The removal of Virginia’s Confederate memorials continues to be controversial.
Many, including Mr. Jesse Ring ("A Virginian responds to statues editorial," Aug . 29), call for reconciliation and unity, but how do we get there?
Our great American poet Walt Whitman may show the way. At war’s end, in his poem “Reconciliation,” he wrote: “… my enemy is dead, a man divine as myself is dead, / I look where he lies white-faced in the coffin — I draw near, / Bend down and touch lightly with my lips the white face in the coffin.” It is a remarkable gesture. The poet was all for Union victory and the abolition of slavery, but lived what he wrote.
During the war he regularly visited the Washington, D.C., hospitals where he ministered to sick and wounded soldiers, both Union and Confederate.
In his caring response to each individual (“a man divine as myself”), he was living out his dream of American democracy, expressed in Leaves of Grass.

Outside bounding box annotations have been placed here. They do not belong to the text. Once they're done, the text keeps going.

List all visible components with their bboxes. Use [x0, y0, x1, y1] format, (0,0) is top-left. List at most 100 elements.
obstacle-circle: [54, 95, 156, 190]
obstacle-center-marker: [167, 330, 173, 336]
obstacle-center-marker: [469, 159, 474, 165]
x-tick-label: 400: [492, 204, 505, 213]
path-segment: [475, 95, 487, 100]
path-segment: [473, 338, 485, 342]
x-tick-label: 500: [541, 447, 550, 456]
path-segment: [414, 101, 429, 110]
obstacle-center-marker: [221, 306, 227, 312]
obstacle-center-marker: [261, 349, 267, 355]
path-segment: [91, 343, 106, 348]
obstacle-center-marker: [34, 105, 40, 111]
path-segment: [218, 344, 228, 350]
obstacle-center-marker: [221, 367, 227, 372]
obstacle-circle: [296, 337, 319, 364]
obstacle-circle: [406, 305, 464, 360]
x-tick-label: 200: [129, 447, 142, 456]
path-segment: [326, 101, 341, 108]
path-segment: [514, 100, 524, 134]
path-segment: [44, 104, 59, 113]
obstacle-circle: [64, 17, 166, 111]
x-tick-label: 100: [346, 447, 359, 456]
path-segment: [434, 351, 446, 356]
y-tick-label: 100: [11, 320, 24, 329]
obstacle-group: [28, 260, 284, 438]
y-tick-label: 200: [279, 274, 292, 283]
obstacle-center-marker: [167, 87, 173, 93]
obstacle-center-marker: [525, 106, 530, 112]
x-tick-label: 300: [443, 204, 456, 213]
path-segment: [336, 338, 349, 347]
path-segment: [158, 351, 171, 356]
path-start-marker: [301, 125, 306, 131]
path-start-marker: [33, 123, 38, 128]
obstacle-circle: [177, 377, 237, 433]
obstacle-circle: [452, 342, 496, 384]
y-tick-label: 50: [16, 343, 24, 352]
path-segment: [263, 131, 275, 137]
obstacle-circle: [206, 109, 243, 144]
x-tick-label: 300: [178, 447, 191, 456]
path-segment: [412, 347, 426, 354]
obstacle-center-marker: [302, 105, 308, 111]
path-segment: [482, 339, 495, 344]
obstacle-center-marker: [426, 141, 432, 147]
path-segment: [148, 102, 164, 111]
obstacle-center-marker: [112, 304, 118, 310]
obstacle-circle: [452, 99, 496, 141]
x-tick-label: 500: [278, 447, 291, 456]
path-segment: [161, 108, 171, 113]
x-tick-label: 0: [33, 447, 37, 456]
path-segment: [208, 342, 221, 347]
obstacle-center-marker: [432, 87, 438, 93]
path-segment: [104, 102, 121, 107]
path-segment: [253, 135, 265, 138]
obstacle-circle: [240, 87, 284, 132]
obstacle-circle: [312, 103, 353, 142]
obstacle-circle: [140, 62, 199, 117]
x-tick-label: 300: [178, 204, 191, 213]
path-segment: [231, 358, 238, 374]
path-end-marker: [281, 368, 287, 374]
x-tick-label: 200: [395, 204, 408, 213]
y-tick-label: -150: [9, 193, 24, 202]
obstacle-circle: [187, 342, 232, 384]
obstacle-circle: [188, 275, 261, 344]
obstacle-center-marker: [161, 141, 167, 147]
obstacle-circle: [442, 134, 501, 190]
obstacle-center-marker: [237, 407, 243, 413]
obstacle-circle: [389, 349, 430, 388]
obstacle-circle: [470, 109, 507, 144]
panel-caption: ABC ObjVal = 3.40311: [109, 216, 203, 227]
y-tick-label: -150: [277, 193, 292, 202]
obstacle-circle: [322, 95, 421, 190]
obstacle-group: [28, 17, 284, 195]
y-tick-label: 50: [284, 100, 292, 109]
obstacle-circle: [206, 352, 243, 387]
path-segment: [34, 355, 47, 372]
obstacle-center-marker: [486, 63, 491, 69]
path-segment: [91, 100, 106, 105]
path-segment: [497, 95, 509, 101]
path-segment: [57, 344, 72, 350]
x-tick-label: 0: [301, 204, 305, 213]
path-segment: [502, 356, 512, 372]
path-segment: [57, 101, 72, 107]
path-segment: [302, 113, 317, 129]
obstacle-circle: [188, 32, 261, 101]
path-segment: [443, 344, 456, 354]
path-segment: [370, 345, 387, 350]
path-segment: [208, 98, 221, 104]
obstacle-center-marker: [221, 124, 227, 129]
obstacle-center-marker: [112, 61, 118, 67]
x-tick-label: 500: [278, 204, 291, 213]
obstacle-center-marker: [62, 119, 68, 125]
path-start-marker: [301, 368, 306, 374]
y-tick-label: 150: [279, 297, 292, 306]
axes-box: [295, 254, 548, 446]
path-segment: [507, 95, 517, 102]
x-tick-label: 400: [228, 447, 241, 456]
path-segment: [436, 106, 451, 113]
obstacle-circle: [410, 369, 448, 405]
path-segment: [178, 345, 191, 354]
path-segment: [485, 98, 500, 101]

His pre-war poem “Song of Myself” draws inspiration from the grass that grows “among black folks as among white, / Kanuck, Tuckahoe, Congressman, Cuff, I give them the same, I receive them the same.” (I only recently learned that “Tuckahoe” refers to an English Colonial settler in eastern Virginia.) For Whitman, the common grass beneath our feet was a symbol of democratic equality.
After the war Whitman mused that the best memorial might be “the land entire” where so many bodies fell, were lost, and have been, as the poet predicted, “in Nature’s chemistry distill’d … in every future grain of wheat and ear of corn, and every flower that grows, and every breath we draw.” Our national battlefield parks and cemeteries are such places, and that is where our Civil War monuments belong. We go there specifically to contemplate the war and remember the combatants.
Confederate memorials in the public square must come down. Perhaps some of the better sculptures can find their places in our battlefield parks — at Manassas, Gettysburg, or Sharpsburg — surrounded by acres of grass.